では政・官・学その他諸々が不可欠なイマジネーションを持ち合わせていない、安全保障観とガバナンスの喪失の根源はなんだろうか? アダム・スミスは『国富論』で主権<国家>(the sovereign)の第一の義務は社会を他の社会(国家)の暴力と侵攻から守ることでありそれは軍事力の手段によってのみ遂行されるものと書いてる。この防衛という第一の義務に対してあまりにも無関心なのは無視されるべきではないだろう。そして今日まで防衛・安全保障に関して考えないことのイクスキューズとして用いられてきたのが憲法的制約、とりわけ集団的自衛権の行使に関わる部分が挙げられよう。

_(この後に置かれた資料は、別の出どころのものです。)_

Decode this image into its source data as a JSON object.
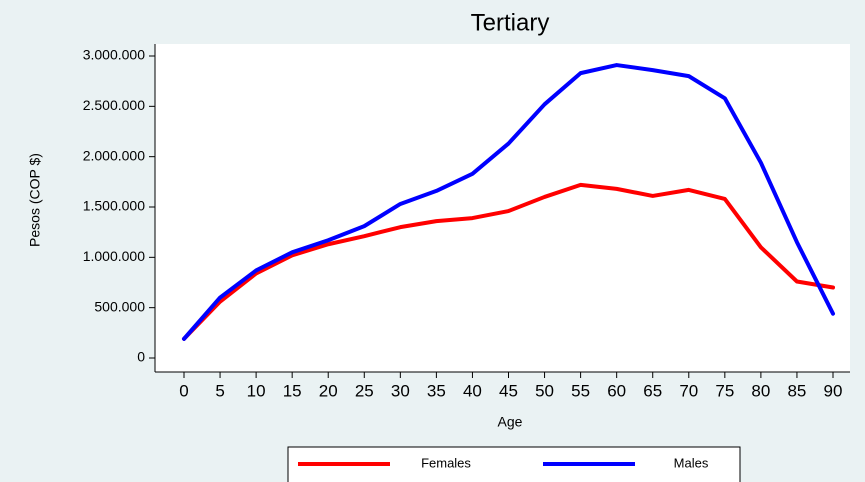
{
  "chart_data": {
    "type": "line",
    "title": "Tertiary",
    "x_label": "Age",
    "y_label": "Pesos (COP $)",
    "x": [
      0,
      5,
      10,
      15,
      20,
      25,
      30,
      35,
      40,
      45,
      50,
      55,
      60,
      65,
      70,
      75,
      80,
      85,
      90
    ],
    "series": [
      {
        "name": "Females",
        "color": "#ff0000",
        "values": [
          190000,
          560000,
          840000,
          1020000,
          1130000,
          1210000,
          1300000,
          1360000,
          1390000,
          1460000,
          1600000,
          1720000,
          1680000,
          1610000,
          1670000,
          1580000,
          1100000,
          760000,
          700000
        ]
      },
      {
        "name": "Males",
        "color": "#0000ff",
        "values": [
          190000,
          600000,
          870000,
          1050000,
          1170000,
          1310000,
          1530000,
          1660000,
          1830000,
          2130000,
          2520000,
          2830000,
          2910000,
          2860000,
          2800000,
          2580000,
          1940000,
          1150000,
          440000
        ]
      }
    ],
    "xlim": [
      0,
      90
    ],
    "xticks": [
      0,
      5,
      10,
      15,
      20,
      25,
      30,
      35,
      40,
      45,
      50,
      55,
      60,
      65,
      70,
      75,
      80,
      85,
      90
    ],
    "ylim": [
      0,
      3000000
    ],
    "yticks": [
      {
        "value": 0,
        "label": "0"
      },
      {
        "value": 500000,
        "label": "500.000"
      },
      {
        "value": 1000000,
        "label": "1.000.000"
      },
      {
        "value": 1500000,
        "label": "1.500.000"
      },
      {
        "value": 2000000,
        "label": "2.000.000"
      },
      {
        "value": 2500000,
        "label": "2.500.000"
      },
      {
        "value": 3000000,
        "label": "3.000.000"
      }
    ],
    "legend": "bottom"
  }
}
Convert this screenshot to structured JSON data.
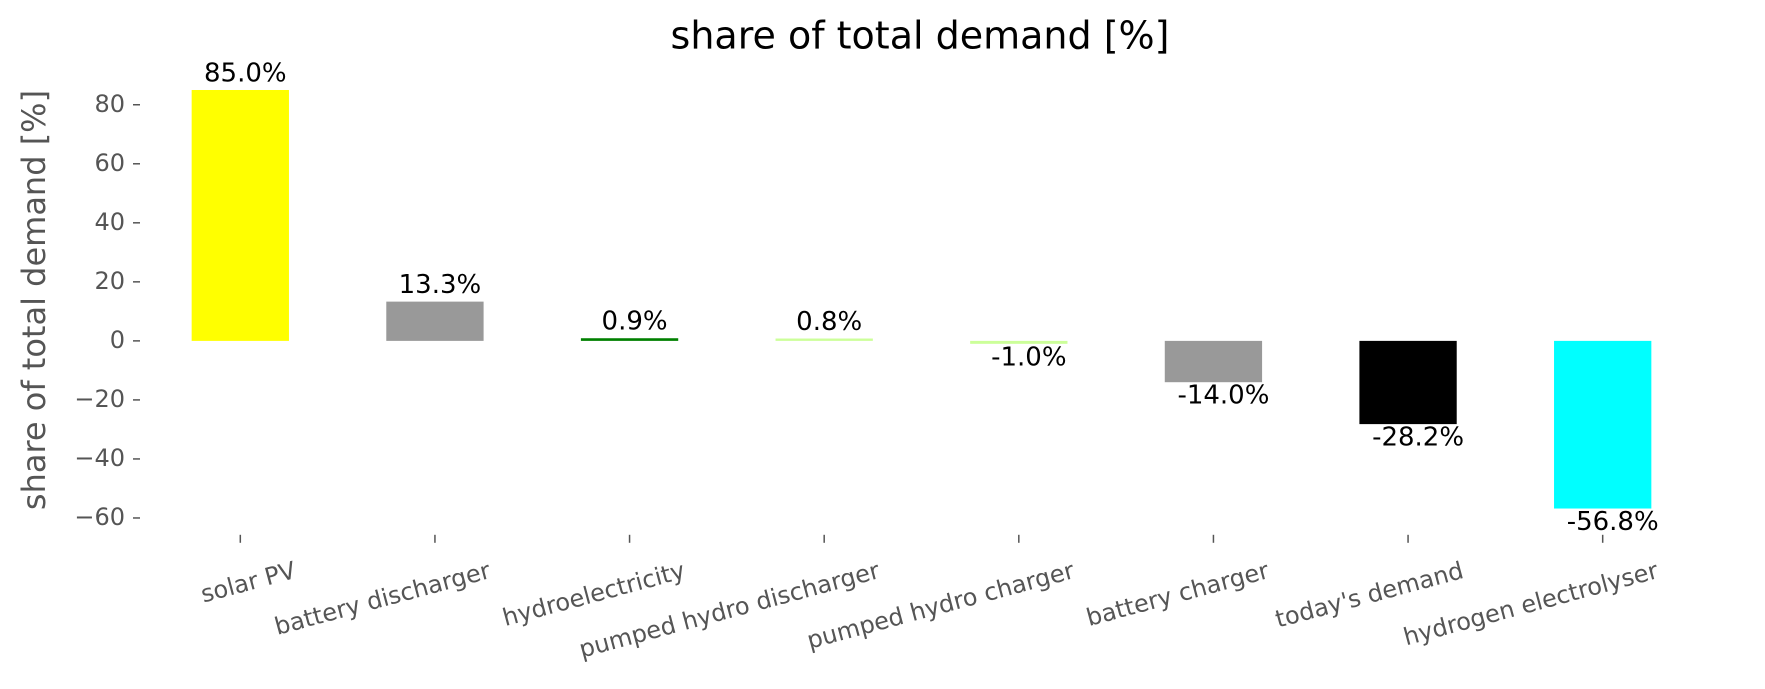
{
  "chart_data": {
    "type": "bar",
    "title": "share of total demand [%]",
    "y_label": "share of total demand [%]",
    "categories": [
      "solar PV",
      "battery discharger",
      "hydroelectricity",
      "pumped hydro discharger",
      "pumped hydro charger",
      "battery charger",
      "today's demand",
      "hydrogen electrolyser"
    ],
    "values": [
      85.0,
      13.3,
      0.9,
      0.8,
      -1.0,
      -14.0,
      -28.2,
      -56.8
    ],
    "value_labels": [
      "85.0%",
      "13.3%",
      "0.9%",
      "0.8%",
      "-1.0%",
      "-14.0%",
      "-28.2%",
      "-56.8%"
    ],
    "colors": [
      "#ffff00",
      "#999999",
      "#008000",
      "#ccff99",
      "#ccff99",
      "#999999",
      "#000000",
      "#00ffff"
    ],
    "ylim": [
      -65.7,
      89.2
    ],
    "yticks": [
      {
        "value": -60,
        "label": "−60"
      },
      {
        "value": -40,
        "label": "−40"
      },
      {
        "value": -20,
        "label": "−20"
      },
      0,
      20,
      40,
      60,
      80
    ],
    "grid": false
  }
}
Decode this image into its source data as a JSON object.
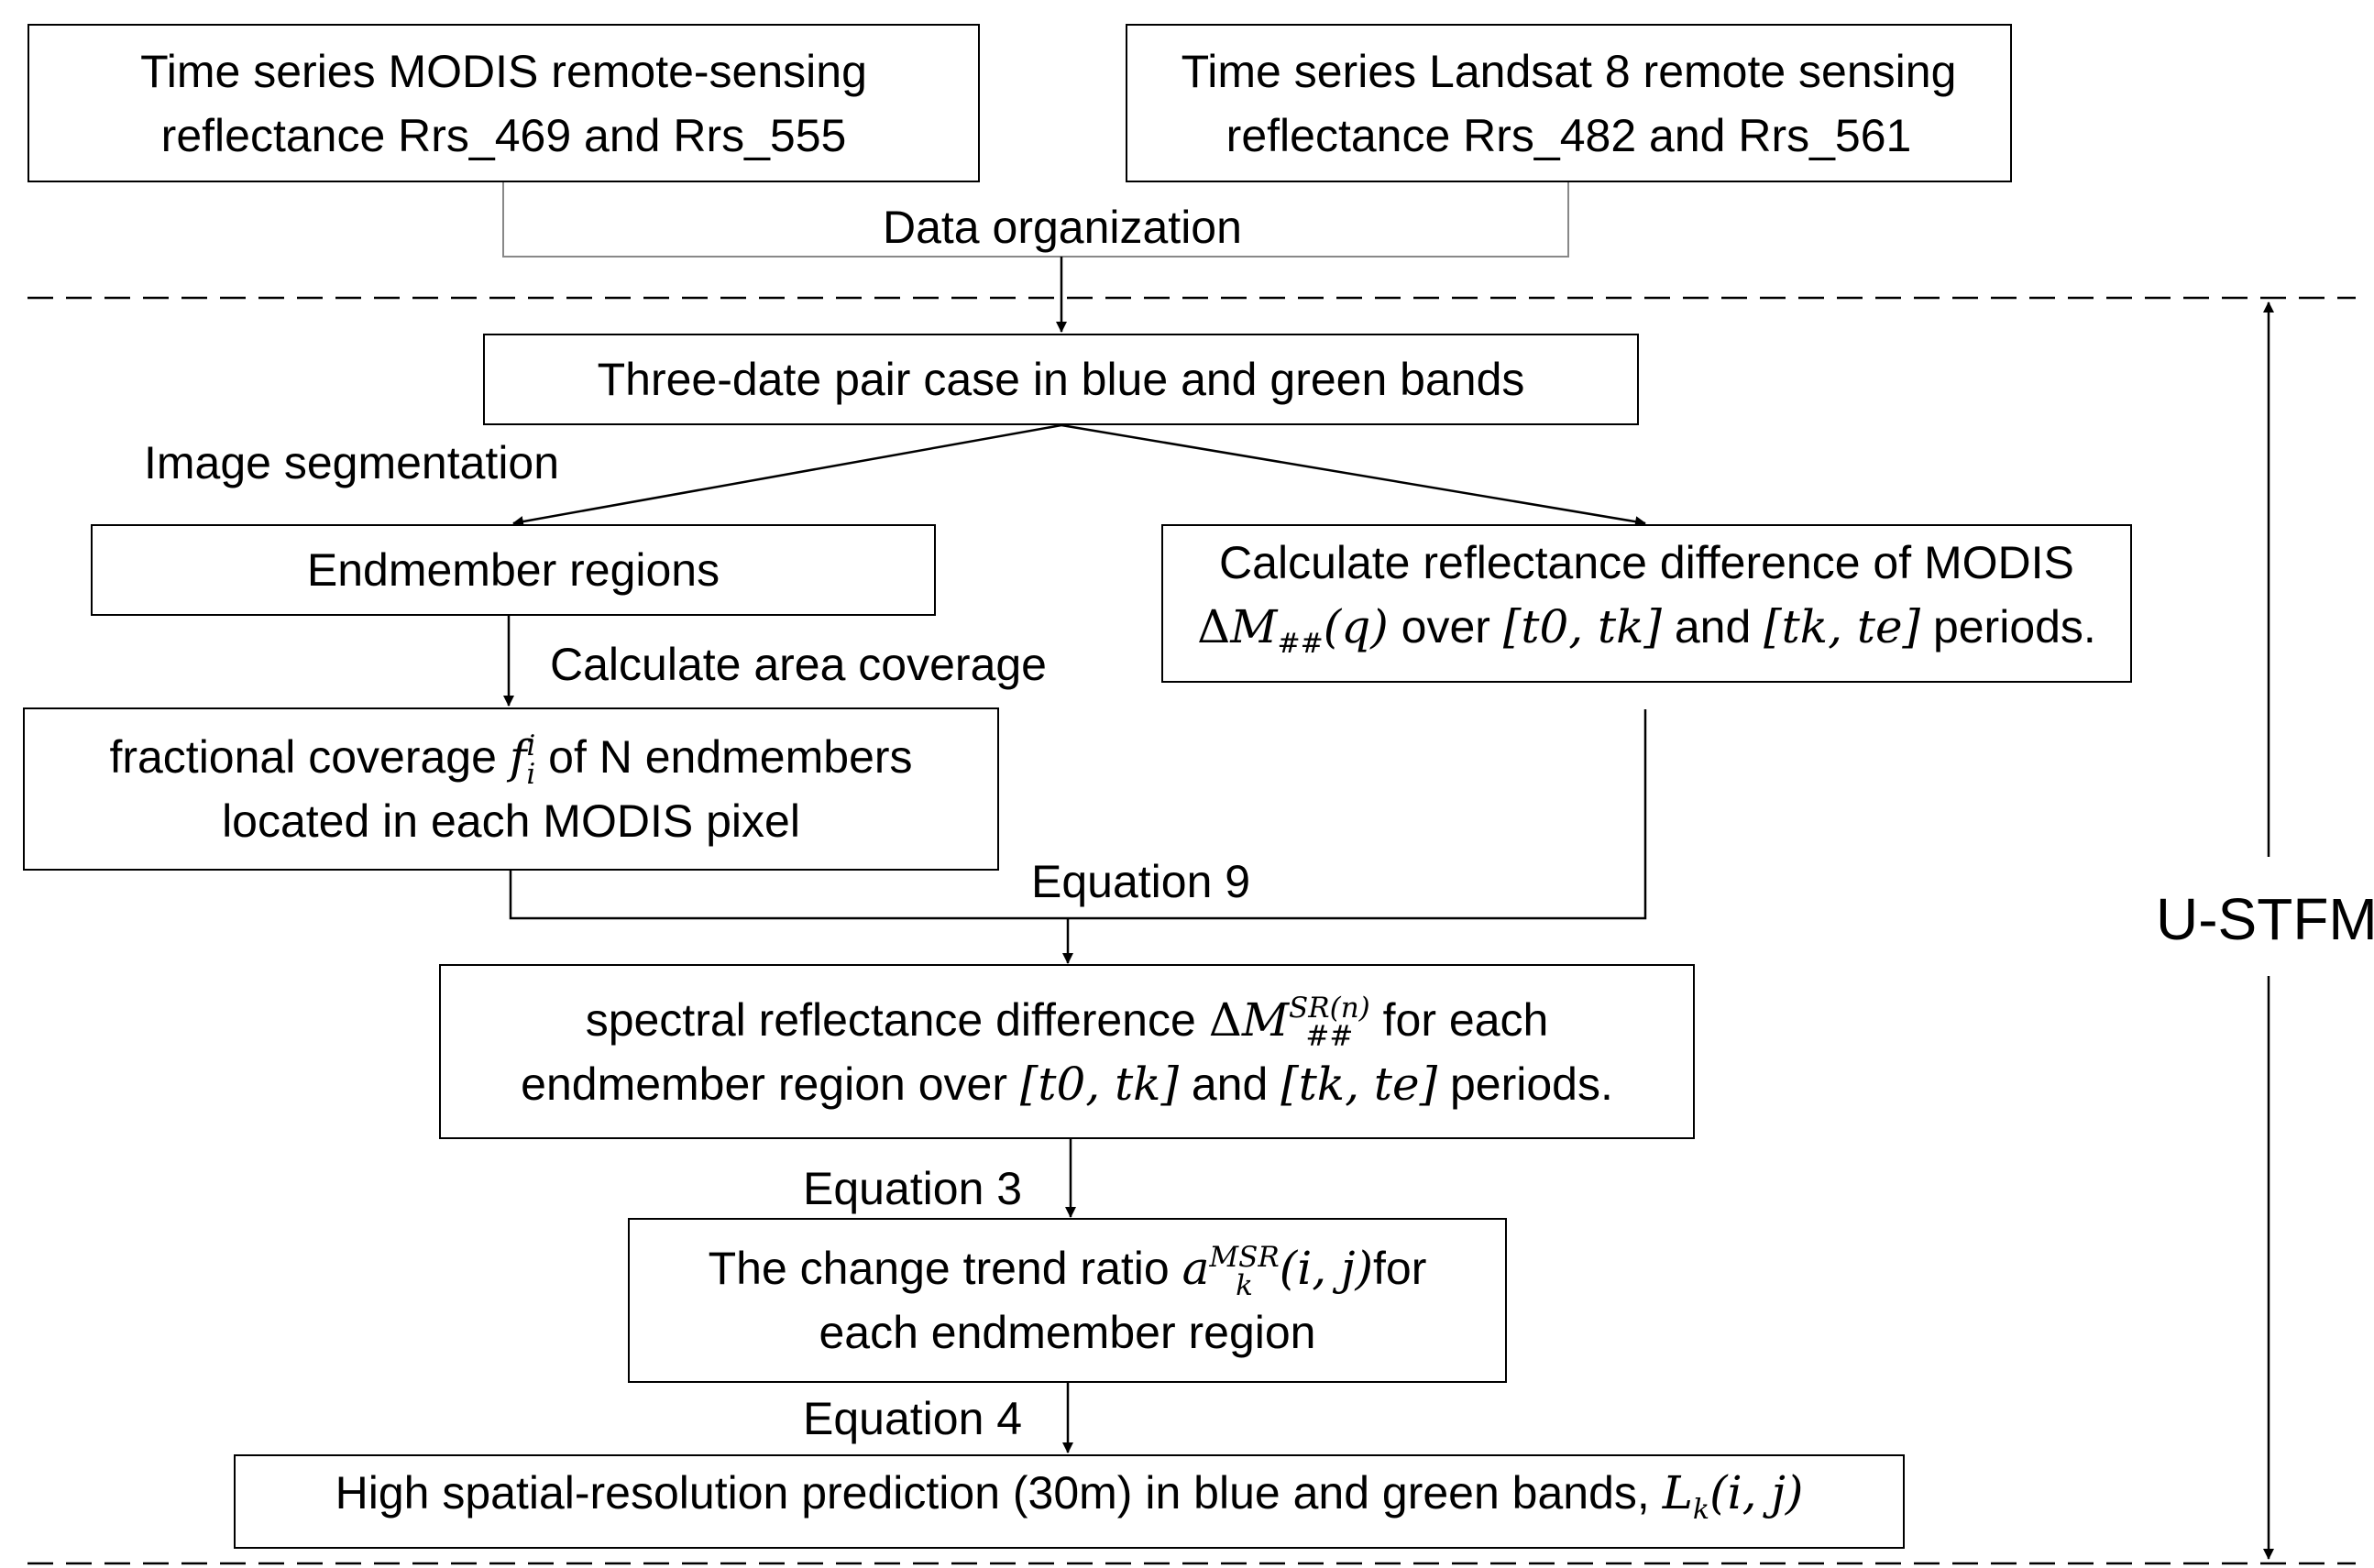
{
  "inputs": {
    "modis": {
      "line1": "Time series MODIS remote-sensing",
      "line2": "reflectance Rrs_469 and Rrs_555"
    },
    "landsat": {
      "line1": "Time series Landsat 8 remote sensing",
      "line2": "reflectance Rrs_482 and Rrs_561"
    }
  },
  "labels": {
    "data_organization": "Data organization",
    "image_segmentation": "Image segmentation",
    "calculate_area_coverage": "Calculate area coverage",
    "equation_9": "Equation 9",
    "equation_3": "Equation 3",
    "equation_4": "Equation 4",
    "ustfm": "U-STFM"
  },
  "boxes": {
    "three_date": "Three-date pair case in blue and green bands",
    "endmember_regions": "Endmember regions",
    "modis_difference": {
      "line1": "Calculate reflectance difference of MODIS",
      "delta": "Δ",
      "M": "M",
      "sub": "##",
      "arg": "(q)",
      "over": " over ",
      "int1": "[t0, tk]",
      "and": " and ",
      "int2": "[tk, te]",
      "periods": " periods."
    },
    "fractional_coverage": {
      "pre": "fractional coverage ",
      "f": "f",
      "sup": "i",
      "sub": "i",
      "post": " of N endmembers",
      "line2": "located in each MODIS pixel"
    },
    "spectral_difference": {
      "pre": "spectral reflectance difference ",
      "delta": "Δ",
      "M": "M",
      "sup": "SR(n)",
      "sub": "##",
      "post": " for each",
      "line2_pre": "endmember region over ",
      "int1": "[t0, tk]",
      "and": " and ",
      "int2": "[tk, te]",
      "periods": " periods."
    },
    "change_trend": {
      "pre": "The change trend ratio ",
      "a": "a",
      "sup": "MSR",
      "sub": "k",
      "arg": "(i, j)",
      "post": "for",
      "line2": "each endmember region"
    },
    "prediction": {
      "pre": "High spatial-resolution prediction (30m) in blue and green bands, ",
      "L": "L",
      "sub": "k",
      "arg": "(i, j)"
    }
  }
}
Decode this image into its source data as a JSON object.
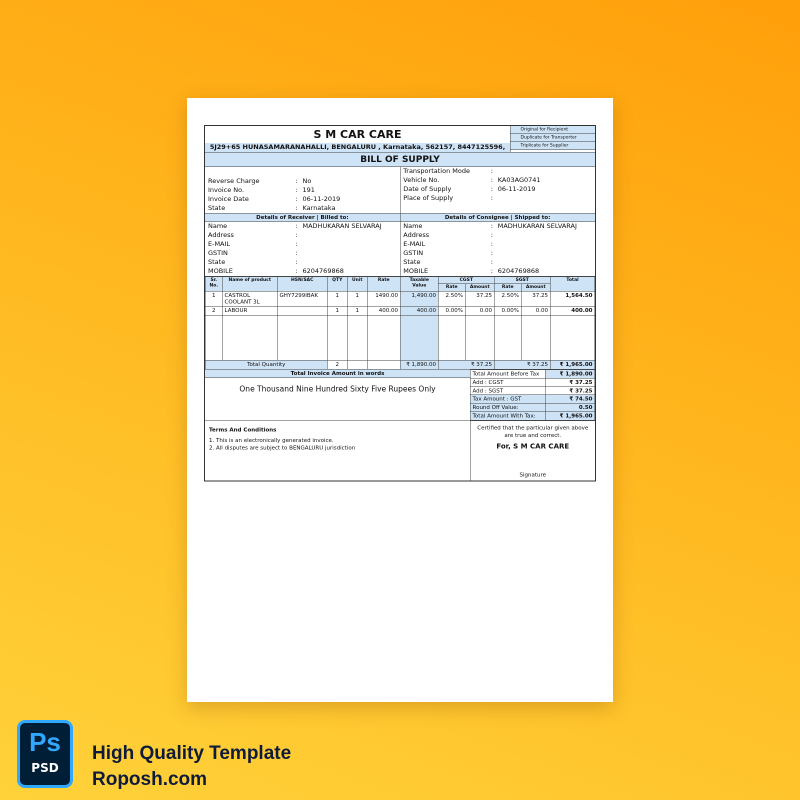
{
  "company": {
    "name": "S M CAR CARE",
    "address": "5J29+65 HUNASAMARANAHALLI, BENGALURU , Karnataka, 562157, 8447125596,",
    "copies": [
      "Original for Recipient",
      "Duplicate for Transporter",
      "Triplicate for Supplier"
    ]
  },
  "title": "BILL OF SUPPLY",
  "invoice_info": [
    {
      "k": "Reverse Charge",
      "v": "No"
    },
    {
      "k": "Invoice No.",
      "v": "191"
    },
    {
      "k": "Invoice Date",
      "v": "06-11-2019"
    },
    {
      "k": "State",
      "v": "Karnataka"
    }
  ],
  "transport_info": [
    {
      "k": "Transportation Mode",
      "v": ""
    },
    {
      "k": "Vehicle No.",
      "v": "KA03AG0741"
    },
    {
      "k": "Date of Supply",
      "v": "06-11-2019"
    },
    {
      "k": "Place of Supply",
      "v": ""
    }
  ],
  "receiver": {
    "title": "Details of Receiver | Billed to:",
    "fields": [
      {
        "k": "Name",
        "v": "MADHUKARAN SELVARAJ"
      },
      {
        "k": "Address",
        "v": ""
      },
      {
        "k": "E-MAIL",
        "v": ""
      },
      {
        "k": "GSTIN",
        "v": ""
      },
      {
        "k": "State",
        "v": ""
      },
      {
        "k": "MOBILE",
        "v": "6204769868"
      }
    ]
  },
  "consignee": {
    "title": "Details of Consignee | Shipped to:",
    "fields": [
      {
        "k": "Name",
        "v": "MADHUKARAN SELVARAJ"
      },
      {
        "k": "Address",
        "v": ""
      },
      {
        "k": "E-MAIL",
        "v": ""
      },
      {
        "k": "GSTIN",
        "v": ""
      },
      {
        "k": "State",
        "v": ""
      },
      {
        "k": "MOBILE",
        "v": "6204769868"
      }
    ]
  },
  "items": {
    "headers": {
      "sr": "Sr. No.",
      "name": "Name of product",
      "hsn": "HSN/SAC",
      "qty": "QTY",
      "unit": "Unit",
      "rate": "Rate",
      "taxable": "Taxable Value",
      "cgst": "CGST",
      "sgst": "SGST",
      "tax_rate": "Rate",
      "tax_amount": "Amount",
      "total": "Total"
    },
    "rows": [
      {
        "sr": "1",
        "name": "CASTROL COOLANT 3L",
        "hsn": "GHY7299IBAK",
        "qty": "1",
        "unit": "1",
        "rate": "1490.00",
        "taxable": "1,490.00",
        "cgst_rate": "2.50%",
        "cgst_amt": "37.25",
        "sgst_rate": "2.50%",
        "sgst_amt": "37.25",
        "total": "1,564.50"
      },
      {
        "sr": "2",
        "name": "LABOUR",
        "hsn": "",
        "qty": "1",
        "unit": "1",
        "rate": "400.00",
        "taxable": "400.00",
        "cgst_rate": "0.00%",
        "cgst_amt": "0.00",
        "sgst_rate": "0.00%",
        "sgst_amt": "0.00",
        "total": "400.00"
      }
    ],
    "totals": {
      "taxable": "₹ 1,890.00",
      "cgst": "₹ 37.25",
      "sgst": "₹ 37.25",
      "total": "₹ 1,965.00"
    },
    "total_quantity_label": "Total Quantity",
    "total_quantity": "2"
  },
  "summary": [
    {
      "k": "Total Amount Before Tax",
      "v": "₹ 1,890.00"
    },
    {
      "k": "Add : CGST",
      "v": "₹ 37.25"
    },
    {
      "k": "Add : SGST",
      "v": "₹ 37.25"
    },
    {
      "k": "Tax Amount : GST",
      "v": "₹ 74.50"
    },
    {
      "k": "Round Off Value:",
      "v": "0.50"
    },
    {
      "k": "Total Amount With Tax:",
      "v": "₹ 1,965.00"
    }
  ],
  "words": {
    "title": "Total Invoice Amount in words",
    "value": "One Thousand Nine Hundred Sixty Five Rupees Only"
  },
  "terms": {
    "title": "Terms And Conditions",
    "lines": [
      "1. This is an electronically generated invoice.",
      "2. All disputes are subject to BENGALURU jurisdiction"
    ]
  },
  "signature": {
    "certified": "Certified that the particular given above are true and correct.",
    "for": "For, S M CAR CARE",
    "label": "Signature"
  },
  "branding": {
    "badge_top": "Ps",
    "badge_bottom": "PSD",
    "line1": "High Quality Template",
    "line2": "Roposh.com"
  },
  "colors": {
    "background": "#ffb41c",
    "highlight": "#cfe3f6",
    "badge": "#001e36",
    "badge_accent": "#31a8ff"
  }
}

2012年4月14日号のThe Economistの記事では漸進的により現実主義的に向かいつつある日本の変化を取り上げつつ'Whether Japan would be prepared to do more fighting, if the worst came to the worst, is quite another matter.'と核心部分に疑問を呈している。また同記事では中国の軍事的台頭に恐れを抱きながら日本が公にこれについて議論していないことが指摘されているが、手短に言えば相変わらずこの分野について深く考えることをしていないのだ、この期に及んで。織田邦夫元空将は日本の外交安全保障の基軸とされる日米同盟における喫緊の課題として、普天間問題と集団的自衛権の問題を上げている。しかし普天間問題も結局のところ日本の集団的自衛権に係るスタンスが鍵となろうし、加えて今南スーダンへの陸自派遣等でPKO法改正が議論になっているような国際平和活動や国際安全保障協力の分野においてもクリアされるべき課題なのだ。

自民党政権時代から「憲法」を盾に右往左往し続けてきたことで、ハイポリティクスの決断を避けてきたことで、これを行なう上で欠かせない戦略的思考やリアリズムが衰えることになった。憲法的制約に下駄を預けることで、政治家たちは安全保障についての思考や判断を回避し、その結果としてこれに関わる感覚や能力が養われてこなかったのだ。この問題は目新しいものではない。にも関わらず議論は沈滞し長らく先送りされ続けてきた。実際問題として集団的自衛権行使の解釈問題は政治的な、高度な政治的な決断によって解決されるものであるにもかかわらず。

原発の安全神話や憲法的制約といったフィクション、「神話」、共同幻想が我々の豊かな想像力を阻害する。「経典」の教えに従っていればいいとする宗教原理主義者は自堕落で狭隘な物の見方を身に付けるだろう。進化論否定など格好の例と言える。GPSのようなテクノロジーがある人間の感覚能力を退化させるように、これら人間が生み出したフィクションもまた我々のイマジネーションを制約し得るのだ。